자세 벡터(θ)는 추정하는 관절의 개수가 K개인 경우, 3 * K 차원(θ = [θ_0,1, θ_0,2, θ_0,3, θ_1,1, …, θ_K,1, θ_K,2, θ_K,3] ∈

^3K)일 수 있다. 여기서는 고관절을 루트 관절로 하여 관절의 개수가 24개인 SMPL 모델을 가정하며, 이에 자세 벡터(θ)는 72차원(3 * 24)의 매개 변수로 설정될 수 있다. 3 * K 차원의 자세 벡터(θ) 중 초기 3개 차원의 자세 벡터(θ₀) = [θ_0,1, θ_0,2, θ_0,3] ∈

³)는 루트 관절을 중심으로 하는 인간 모델 전체의 회전을 나타내는 전역 회전 벡터(θ₀)이다. 그리고 자세 벡터(θ)에서 루트 관절에 대한 전역 회전 벡터(θ₀)를 제외한 나머지 K-1개의 관절에 대한 자세 벡터(θ_J = [θ₁, θ₂, …, θ_K-1])는 루트 관절을 시점으로 연결된 각 관절들 사이의 상대적 회전각으로 각 관절의 위치를 나타내는 바디 회전 벡터라 할 수 있다.The posture vector (θ) is 3 * K dimension (θ = [θ _0,1 , θ _0,2 , θ _0,3 , θ _1,1 , …, θ _{K,1 ) when the number of joints to be estimated is K.} , θ _K,2 , θ _K,3 ] ∈

^3K ). Here, an SMPL model in which the number of joints is 24 is assumed using the hip joint as the root joint, and the posture vector (θ) can be set as a parameter of 72 dimensions (3 * 24). 3 * Among the K-dimensional posture vectors (θ), the initial three-dimensional posture vectors (θ ₀ ) = [θ _0,1 , θ _0,2 , θ _0,3 ] ∈

³ _{) is the global rotation vector (θ 0} ) representing the rotation of the entire human model around the root joint. _{And the posture vector (θ J} = [θ ₁ , θ ₂ , …, θ _K-1 ]) for the remaining K-1 joints except for the global rotation vector (θ _{0 ) for the root joint from the posture vector (θ) is} It can be called a body rotation vector indicating the position of each joint as a relative rotation angle between each joint connected to the root joint as a starting point.

그러므로 체형 벡터(β)와 자세 벡터(θ)가 획득되면, SMPL 모델 템플릿으로부터 체형 벡터(β)와 자세 벡터(θ)에 대응하는 인간 모델을 획득할 수 있다.Therefore, when the body shape vector (β) and the posture vector (θ) are obtained, a human model corresponding to the body shape vector (β) and the posture vector (θ) can be obtained from the SMPL model template.

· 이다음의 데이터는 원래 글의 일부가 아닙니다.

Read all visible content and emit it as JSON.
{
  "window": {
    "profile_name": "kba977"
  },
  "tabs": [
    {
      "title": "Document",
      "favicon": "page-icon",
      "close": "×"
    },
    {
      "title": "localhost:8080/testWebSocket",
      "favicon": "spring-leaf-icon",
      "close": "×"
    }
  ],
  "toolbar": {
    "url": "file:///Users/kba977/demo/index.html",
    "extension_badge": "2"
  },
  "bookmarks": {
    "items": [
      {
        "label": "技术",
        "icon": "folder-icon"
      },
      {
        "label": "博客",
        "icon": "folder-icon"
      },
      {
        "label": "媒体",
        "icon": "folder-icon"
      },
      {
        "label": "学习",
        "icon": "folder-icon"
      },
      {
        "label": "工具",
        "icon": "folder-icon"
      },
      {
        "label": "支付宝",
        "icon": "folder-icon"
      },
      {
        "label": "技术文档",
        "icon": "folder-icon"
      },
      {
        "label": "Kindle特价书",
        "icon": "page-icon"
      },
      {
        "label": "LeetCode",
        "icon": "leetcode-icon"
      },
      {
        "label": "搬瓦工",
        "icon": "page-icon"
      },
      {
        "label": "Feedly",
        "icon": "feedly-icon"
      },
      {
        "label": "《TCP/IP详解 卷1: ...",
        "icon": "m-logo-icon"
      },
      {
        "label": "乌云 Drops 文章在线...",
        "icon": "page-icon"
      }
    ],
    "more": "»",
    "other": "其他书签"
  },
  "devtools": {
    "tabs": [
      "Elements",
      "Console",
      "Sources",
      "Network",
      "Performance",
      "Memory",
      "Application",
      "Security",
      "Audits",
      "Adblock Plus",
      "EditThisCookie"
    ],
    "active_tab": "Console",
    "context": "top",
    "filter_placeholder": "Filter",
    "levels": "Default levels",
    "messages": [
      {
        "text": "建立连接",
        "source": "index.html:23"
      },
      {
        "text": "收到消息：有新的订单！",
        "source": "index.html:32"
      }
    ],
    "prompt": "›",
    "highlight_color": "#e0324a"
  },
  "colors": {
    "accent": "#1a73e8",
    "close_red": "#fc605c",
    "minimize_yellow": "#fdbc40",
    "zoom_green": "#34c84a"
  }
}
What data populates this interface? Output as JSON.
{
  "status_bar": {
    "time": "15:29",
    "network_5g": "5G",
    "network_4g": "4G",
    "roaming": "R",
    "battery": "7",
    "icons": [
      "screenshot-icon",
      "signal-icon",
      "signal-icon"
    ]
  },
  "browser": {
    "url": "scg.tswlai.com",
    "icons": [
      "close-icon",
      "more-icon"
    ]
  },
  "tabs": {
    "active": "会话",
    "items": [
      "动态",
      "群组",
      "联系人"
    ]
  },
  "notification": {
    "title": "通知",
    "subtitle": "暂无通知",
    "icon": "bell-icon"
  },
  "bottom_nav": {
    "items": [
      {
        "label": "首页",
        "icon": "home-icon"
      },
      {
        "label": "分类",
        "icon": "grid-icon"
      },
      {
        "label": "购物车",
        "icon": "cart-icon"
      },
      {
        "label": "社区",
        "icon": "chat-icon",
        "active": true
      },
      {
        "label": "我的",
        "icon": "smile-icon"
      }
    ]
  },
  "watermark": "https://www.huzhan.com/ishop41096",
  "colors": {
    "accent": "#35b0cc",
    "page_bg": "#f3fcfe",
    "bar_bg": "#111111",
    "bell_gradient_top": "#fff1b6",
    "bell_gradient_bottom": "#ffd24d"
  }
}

다만 본 실시예의 3차원 인간 모델 복원 장치는 2차원 영상에 다수의 사람이 포함된 경우에도 각각의 사람에 대응하는 3차원 인간 모델을 3차원 가상 공간 상의 정확한 위치에 복원해야 한다. 그러므로 3차원 인간 모델과 함께 3차원 공간 상의 위치를 함께 추정해야 한다. 그러나 2차원 영상에서 서로 다른 임의의 위치에 배치된 다수의 사람 각각의 위치를 추정하는 것은 용이하지 않다. 또한 비록 자세 벡터(θ)에서 루트 관절에 대한 전역 회전 벡터(θ₀)를 추정하고, 이후 추정된 전역 회전 벡터(θ₀)로부터 나머지 자세 벡터(θ_J)를 추정하는 것이 상대적으로 용이할 지라도, 전역 회전 벡터(θ₀)는 다른 관절의 위치에 제약되지 않으므로, 상대적으로 자유도가 높다.However, the 3D human model restoration apparatus of the present embodiment needs to restore the 3D human model corresponding to each person to an accurate position in the 3D virtual space even when a plurality of people are included in the 2D image. Therefore, it is necessary to estimate the position in the 3D space together with the 3D human model. However, it is not easy to estimate the positions of a plurality of people disposed at different arbitrary positions in a two-dimensional image. In addition, although in the position vector (θ) estimated the global rotation vector (θ ₀₎ of the root joint, and to assume a rest position vector (θ _J) from the estimated global rotation vector (θ ₀₎ since even if relatively easy , the global rotation vector (θ ₀ ) is not constrained to the position of other joints, so the degree of freedom is relatively high.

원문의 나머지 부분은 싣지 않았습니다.